Car c'est de là qu'il vient régulièrement «sentir l'odeur du pays», quand les Algériens débarquent en masse entassés dans des voitures commerciales ou de luxe pour faire des achats de produits d'habillement et autres produits cosmétiques, ou tout simplement passer des vacances à Benidorm. Alicante est l'escale de son parcours qui l'a le plus «choqué».
Car pendant ces huit longues années, il a vécu comme un fantôme. Un sans-papiers, un sans-abri, un mort-vivant. Son itinéraire se dessine comme une longue ligne droite, monotone, vide et sans aucun sens dans la vie. Des milliers d'autres migrants l'ont fait avant lui, cela ne lui donne aucun espoir.

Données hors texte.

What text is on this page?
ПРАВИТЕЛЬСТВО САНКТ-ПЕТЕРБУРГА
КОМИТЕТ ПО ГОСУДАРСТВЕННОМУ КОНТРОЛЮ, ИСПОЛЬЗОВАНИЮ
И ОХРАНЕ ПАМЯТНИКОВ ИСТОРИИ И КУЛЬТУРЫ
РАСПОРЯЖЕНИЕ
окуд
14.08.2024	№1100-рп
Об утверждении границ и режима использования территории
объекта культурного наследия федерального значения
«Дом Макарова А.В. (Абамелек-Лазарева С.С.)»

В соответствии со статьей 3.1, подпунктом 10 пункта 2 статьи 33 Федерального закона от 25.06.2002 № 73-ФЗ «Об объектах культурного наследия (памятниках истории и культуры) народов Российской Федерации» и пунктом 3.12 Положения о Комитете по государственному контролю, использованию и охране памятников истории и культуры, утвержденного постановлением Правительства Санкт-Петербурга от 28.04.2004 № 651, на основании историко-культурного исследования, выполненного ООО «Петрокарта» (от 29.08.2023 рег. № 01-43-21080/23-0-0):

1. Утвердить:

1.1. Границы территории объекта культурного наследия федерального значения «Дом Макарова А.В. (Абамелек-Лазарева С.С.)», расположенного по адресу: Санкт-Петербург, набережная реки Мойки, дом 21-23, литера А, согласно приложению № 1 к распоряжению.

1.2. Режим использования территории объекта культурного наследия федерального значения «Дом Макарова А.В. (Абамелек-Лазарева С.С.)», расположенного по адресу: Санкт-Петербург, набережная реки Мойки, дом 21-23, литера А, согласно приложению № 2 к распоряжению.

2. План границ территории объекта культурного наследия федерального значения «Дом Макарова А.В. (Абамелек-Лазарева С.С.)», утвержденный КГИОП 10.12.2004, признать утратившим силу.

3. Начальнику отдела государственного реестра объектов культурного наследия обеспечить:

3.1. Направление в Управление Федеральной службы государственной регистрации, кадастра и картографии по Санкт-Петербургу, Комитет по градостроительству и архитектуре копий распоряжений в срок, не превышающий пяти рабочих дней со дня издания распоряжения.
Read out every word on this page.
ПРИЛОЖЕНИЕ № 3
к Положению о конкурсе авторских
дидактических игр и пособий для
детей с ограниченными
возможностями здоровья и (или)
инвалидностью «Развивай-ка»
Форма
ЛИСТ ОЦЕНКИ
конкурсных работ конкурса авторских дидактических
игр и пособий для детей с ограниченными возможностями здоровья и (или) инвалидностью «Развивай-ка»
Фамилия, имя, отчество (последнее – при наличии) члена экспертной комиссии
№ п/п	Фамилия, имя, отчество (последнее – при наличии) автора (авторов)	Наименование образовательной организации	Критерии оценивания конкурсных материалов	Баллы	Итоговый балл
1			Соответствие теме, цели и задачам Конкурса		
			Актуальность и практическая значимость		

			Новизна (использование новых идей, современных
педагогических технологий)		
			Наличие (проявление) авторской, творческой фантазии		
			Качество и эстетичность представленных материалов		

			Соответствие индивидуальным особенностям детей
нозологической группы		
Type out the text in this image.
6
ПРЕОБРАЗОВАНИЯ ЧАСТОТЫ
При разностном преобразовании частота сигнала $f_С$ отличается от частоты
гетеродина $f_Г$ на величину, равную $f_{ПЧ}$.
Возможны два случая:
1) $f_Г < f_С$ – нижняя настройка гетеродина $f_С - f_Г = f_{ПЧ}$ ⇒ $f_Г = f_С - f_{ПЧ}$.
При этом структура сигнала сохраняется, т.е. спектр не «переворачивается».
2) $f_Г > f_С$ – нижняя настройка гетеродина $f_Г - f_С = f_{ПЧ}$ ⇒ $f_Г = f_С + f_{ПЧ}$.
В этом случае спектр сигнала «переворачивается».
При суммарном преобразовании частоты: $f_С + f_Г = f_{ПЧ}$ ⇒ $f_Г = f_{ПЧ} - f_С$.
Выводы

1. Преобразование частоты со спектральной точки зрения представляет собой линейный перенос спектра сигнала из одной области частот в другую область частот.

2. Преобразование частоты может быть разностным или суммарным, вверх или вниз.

Il se doit de décider. Non ! Plutôt se résigner à rentrer chez lui. Qu'importe ce que penseront de lui les amis du quartier, ou sa famille.
Autant de destins croisés, de vies gâchées, d'existences perdues et une jeunesse égrenée sans espoir. C'est le lot de milliers de jeunes Algériens qui ont choisi l'exil dans des embarcations peu sûres.
Si ce n'est pas la mort qui les emportera dans les flots de cette mer devenue un cimetière sans épitaphe, la vie en exil, avec un avenir incertain, creusera la tombe de tous leurs espoirs. Et le rêve à jamais enterré en même temps que toutes leurs illusions.